Hacker News new | ask | show | jobs
by RNAlfons 1574 days ago
Make it an easy installable/runable Windows application and it will spread like wildfire.
2 comments

If it was only that easy. To make distributed archiving as high quality as possible, you need reproducible environments as much as possible, which is why the "official" way of participating is to run virtual machines, instead of directly on the host.

Not sure why this 3rd party is the submission site rather than the official page, which is this: https://wiki.archiveteam.org/index.php/ArchiveTeam_Warrior

Has a couple of different installation methods as well.

Yep, Using Virtual box is rather easy to get the warrior running!
Why even require that? If the data in question is available over HTTP, it should be as easy as opening a page from the relevant origin in a browser tab, optionally opening a second tab for a "Warrior Dashboard", then invoking a bookmarklet on the former to slurp up data by XHR &tc. (If it's necessary to cross origins as the thing roves around, the dashboard can alert you to this while it continues doing what it can with the first origin. Just have the human return to the dashboard from time to time and repeat the second step to run as many in parallel as they want.)
Full Archival with the standards required by the Internet Archive require that full unmodified headers are required, and unmodified content. This tends not to work well with modern browsers. Chrome and Firefox both fail at this currently. Someone is looking into a kind of modified Firefox to help with this. but its just not that how this system works. Now the Archive.org does have a API of sorts to say hay archive this URL, and a little working on the backend goes and does it..

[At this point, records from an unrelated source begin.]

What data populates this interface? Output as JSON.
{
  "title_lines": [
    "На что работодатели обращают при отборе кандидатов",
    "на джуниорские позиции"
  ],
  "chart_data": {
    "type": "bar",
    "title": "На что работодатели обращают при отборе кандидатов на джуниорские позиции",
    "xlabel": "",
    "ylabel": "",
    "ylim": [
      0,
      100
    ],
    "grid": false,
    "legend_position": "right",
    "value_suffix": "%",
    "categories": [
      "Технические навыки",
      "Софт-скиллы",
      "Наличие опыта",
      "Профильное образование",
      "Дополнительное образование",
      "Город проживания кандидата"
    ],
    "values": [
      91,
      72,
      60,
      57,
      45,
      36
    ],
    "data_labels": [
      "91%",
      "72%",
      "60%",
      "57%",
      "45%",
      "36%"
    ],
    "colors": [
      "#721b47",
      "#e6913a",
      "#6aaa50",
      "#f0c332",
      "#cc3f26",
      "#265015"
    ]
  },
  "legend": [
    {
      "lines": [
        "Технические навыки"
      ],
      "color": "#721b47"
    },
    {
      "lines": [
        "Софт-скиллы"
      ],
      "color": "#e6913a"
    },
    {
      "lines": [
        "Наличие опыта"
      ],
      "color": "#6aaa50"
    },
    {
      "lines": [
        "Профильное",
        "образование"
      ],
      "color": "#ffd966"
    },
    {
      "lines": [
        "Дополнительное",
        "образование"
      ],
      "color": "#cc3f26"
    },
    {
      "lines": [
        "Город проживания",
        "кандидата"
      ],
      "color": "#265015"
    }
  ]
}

What the Archive Team does is on a much more massive scale. Like SETI at home scale of scraping data across the internet. At almost every point we have had to make custom tools to ensure it meets our needs in our archival efforts.

> standards required by the Internet Archive require that full unmodified headers are required

Sure, this would not be a solution for the Wayback Machine, but would be adequate[1][2] for lots of non-Wayback collections (of the sort that Archive Team is associated with).

1. https://twitter.com/textfiles/status/970912494284779520

2. http://ascii.textfiles.com/archives/4285

Similar: github.com/InternetArchive/warcprox
That would be awesome, do you think you could write that?
I'd definitely be interested in working on getting as close as possible if the grant money were to appear.